There are ways to regulate the intensity and heat output of your fire. If you want to cool down your heat output, rearrange the logs in an east-west configuration. For more intense heat, arrange them north-south instead.

The north-south configuration also allows your logs to burn for longer. 

Packing the logs more densely (while still leaving room for air circulation) will provide better heat output, while loosely-packed, smaller logs will produce less heat.

You can boost your fire’s intensity by using your poker to create more space for air flow, or adding more kindling to the fire. 

Wood burning fireplace with book shelves either side. Compfy leather seating in front

Troubleshooting A Fire 

Here are some common fire problems and how to fix them: 

1. Fire Keeps Burning Out 

This could be because you’ve actually left too much room for air. This can cause inefficient burning. Use your poker to close up the gaps slightly (not too much) and see if this helps.

Alternatively, if your wood is packed together too closely, try moving the pieces of wood apart slightly. 

2. Fire Producing Too Much Smoke 

Check the damper and the flue. If the damper is partially shut, or the flue is obstructed, smoke will pour into the room instead of exiting via the chimney.

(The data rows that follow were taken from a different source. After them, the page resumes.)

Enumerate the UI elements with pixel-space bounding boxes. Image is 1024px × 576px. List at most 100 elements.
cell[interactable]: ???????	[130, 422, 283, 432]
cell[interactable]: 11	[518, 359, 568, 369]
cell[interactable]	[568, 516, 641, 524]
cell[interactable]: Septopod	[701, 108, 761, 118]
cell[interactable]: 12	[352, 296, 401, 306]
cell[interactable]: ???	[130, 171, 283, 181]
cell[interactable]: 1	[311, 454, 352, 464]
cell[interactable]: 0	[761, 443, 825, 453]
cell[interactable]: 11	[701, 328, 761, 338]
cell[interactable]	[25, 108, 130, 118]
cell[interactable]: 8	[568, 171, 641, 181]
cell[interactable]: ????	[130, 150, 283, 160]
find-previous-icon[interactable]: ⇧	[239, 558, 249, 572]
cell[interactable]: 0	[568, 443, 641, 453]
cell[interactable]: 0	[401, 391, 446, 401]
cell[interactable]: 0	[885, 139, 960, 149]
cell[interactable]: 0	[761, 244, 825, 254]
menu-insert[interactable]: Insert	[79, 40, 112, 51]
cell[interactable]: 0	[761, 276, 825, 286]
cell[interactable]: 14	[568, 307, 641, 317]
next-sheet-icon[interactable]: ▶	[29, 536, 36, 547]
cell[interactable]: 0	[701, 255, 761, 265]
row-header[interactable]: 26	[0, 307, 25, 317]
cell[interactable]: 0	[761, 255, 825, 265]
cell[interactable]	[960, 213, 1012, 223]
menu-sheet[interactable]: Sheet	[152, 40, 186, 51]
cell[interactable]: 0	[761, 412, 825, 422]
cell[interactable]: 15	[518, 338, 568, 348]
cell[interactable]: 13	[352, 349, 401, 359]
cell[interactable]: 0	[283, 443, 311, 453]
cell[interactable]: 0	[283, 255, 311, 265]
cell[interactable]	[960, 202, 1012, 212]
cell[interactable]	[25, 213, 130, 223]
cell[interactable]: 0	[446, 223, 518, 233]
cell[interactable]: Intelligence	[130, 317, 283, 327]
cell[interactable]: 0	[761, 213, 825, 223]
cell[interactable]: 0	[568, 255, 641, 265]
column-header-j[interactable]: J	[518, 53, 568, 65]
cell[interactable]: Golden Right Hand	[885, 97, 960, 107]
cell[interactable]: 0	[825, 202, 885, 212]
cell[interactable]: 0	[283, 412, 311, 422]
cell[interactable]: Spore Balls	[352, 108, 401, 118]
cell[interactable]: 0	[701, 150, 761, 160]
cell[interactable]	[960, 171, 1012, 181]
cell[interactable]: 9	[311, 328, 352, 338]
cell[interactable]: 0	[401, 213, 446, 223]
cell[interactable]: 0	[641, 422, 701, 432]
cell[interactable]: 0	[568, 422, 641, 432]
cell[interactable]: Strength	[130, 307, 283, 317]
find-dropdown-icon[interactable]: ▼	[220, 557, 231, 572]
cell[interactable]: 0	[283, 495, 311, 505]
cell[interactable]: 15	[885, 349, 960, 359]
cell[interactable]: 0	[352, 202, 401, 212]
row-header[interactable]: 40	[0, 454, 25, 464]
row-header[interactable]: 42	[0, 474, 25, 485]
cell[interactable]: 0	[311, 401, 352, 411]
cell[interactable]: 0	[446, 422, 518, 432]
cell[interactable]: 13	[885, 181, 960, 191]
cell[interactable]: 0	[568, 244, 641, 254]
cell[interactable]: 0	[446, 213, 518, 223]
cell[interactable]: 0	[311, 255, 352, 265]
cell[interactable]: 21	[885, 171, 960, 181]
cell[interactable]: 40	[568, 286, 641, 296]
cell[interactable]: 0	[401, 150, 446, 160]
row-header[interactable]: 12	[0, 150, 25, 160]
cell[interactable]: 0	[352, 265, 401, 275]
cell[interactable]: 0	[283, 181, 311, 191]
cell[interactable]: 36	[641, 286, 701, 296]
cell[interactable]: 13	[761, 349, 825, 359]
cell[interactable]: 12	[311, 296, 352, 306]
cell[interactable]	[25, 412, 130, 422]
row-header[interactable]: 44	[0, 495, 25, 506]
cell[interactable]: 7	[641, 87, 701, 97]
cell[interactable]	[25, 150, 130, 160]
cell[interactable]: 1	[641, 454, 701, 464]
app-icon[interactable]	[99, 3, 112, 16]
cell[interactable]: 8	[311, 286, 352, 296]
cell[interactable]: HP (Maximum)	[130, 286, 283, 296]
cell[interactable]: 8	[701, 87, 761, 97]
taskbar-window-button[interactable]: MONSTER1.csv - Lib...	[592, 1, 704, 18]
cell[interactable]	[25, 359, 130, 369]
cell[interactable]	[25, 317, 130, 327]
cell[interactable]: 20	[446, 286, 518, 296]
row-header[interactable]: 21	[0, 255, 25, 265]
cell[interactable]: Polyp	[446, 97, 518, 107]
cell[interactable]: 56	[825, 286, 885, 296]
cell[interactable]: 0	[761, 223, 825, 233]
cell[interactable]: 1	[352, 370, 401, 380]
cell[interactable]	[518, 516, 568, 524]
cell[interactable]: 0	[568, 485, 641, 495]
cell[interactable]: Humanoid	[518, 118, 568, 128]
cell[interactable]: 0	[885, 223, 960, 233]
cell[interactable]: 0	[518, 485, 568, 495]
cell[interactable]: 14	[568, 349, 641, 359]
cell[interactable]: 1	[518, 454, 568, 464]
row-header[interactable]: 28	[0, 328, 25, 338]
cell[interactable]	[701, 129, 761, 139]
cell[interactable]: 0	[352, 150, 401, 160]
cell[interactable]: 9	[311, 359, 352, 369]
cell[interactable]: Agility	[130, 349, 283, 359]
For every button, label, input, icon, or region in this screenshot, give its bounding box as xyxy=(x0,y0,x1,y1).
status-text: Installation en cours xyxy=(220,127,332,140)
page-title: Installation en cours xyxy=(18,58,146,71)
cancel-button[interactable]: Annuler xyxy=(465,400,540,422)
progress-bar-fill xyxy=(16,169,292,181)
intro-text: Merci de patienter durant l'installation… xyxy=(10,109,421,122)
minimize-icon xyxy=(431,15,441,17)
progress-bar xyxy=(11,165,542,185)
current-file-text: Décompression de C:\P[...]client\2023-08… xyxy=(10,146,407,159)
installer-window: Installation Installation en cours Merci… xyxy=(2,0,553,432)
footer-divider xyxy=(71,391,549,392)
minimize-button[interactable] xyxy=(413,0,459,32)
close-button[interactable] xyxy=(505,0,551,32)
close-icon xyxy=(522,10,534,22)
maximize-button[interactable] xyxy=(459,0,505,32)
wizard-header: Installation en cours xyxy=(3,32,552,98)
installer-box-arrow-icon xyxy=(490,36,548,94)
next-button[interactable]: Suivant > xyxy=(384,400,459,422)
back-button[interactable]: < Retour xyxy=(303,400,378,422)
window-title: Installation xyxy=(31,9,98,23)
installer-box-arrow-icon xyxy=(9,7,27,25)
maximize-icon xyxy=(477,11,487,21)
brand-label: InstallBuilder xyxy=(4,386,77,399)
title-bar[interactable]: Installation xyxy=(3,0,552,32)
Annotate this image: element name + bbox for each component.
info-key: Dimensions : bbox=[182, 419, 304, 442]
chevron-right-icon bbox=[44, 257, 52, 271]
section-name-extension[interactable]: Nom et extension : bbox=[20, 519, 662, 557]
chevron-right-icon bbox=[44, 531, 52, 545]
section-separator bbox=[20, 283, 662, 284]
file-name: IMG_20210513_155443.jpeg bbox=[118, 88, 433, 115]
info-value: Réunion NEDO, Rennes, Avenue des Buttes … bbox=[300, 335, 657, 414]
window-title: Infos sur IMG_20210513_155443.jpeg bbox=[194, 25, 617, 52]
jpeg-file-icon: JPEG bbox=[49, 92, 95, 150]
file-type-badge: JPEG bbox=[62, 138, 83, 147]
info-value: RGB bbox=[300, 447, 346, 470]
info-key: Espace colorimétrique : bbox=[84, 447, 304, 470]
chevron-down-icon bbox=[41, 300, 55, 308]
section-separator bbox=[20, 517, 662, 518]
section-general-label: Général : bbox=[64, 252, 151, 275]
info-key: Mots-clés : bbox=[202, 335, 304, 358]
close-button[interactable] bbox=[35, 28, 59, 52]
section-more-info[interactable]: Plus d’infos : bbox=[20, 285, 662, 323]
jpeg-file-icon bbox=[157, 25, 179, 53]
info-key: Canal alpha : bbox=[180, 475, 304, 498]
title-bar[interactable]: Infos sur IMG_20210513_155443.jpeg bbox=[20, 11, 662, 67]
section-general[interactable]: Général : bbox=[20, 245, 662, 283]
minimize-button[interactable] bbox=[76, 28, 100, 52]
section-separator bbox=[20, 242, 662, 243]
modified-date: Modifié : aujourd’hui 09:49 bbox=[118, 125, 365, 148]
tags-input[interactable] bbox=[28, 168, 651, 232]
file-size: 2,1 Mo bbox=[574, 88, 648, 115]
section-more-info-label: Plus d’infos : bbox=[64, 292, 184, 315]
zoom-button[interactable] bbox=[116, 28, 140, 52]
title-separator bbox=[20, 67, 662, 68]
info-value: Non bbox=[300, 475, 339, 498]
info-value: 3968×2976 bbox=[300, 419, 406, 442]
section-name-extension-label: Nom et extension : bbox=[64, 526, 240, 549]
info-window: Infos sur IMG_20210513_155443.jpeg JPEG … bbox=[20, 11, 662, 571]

Open the damper or, if the flue is obstructed, put out the fire and remove the obstruction before lighting it again. 

Safety Considerations 

Safety should always come first when working with fire. Here’s what you need to remember: 

  • Don’t leave a fire unattended
  • Wear hand protection when using a poker to adjust logs in an active fire
  • Make sure your flue is unobstructed and that your room is ventilated before you light your fire to prevent smoke inhalation
  • Never light a fire with the damper closed, since this could cause smoke to pour into the room 
  • Under no circumstances should you use gasoline or any other flammable chemicals to light your fire 
  • Use a fireguard to keep your fire contained in the grate 

Sustainability And Environmental Concerns 

If done incorrectly, lighting a fire can impact the environment. These are the steps you should take to burn fires sustainably:

  • Get regular chimney inspections to reduce the risk of chimney fires
  • Don’t burn household waste in your fire, since this can produce damaging fumes
  • Recycle or reuse firewood packaging 
  • Dispose of your ash in a sealed bag or put wood ash in your compost 
  • Consider using compressed wood chips or sawdust as eco-friendly alternatives to burning wood 
  • Only light a fire when you need to 


To keep a fire burning, you need to build it correctly from the start, using the teepee formation and spacing out the logs for air flow. 

Only add wood when your fire starts burning out, and open a window at the start of the process to ventilate the room and provide more oxygen. Adjust your logs as needed using your poker.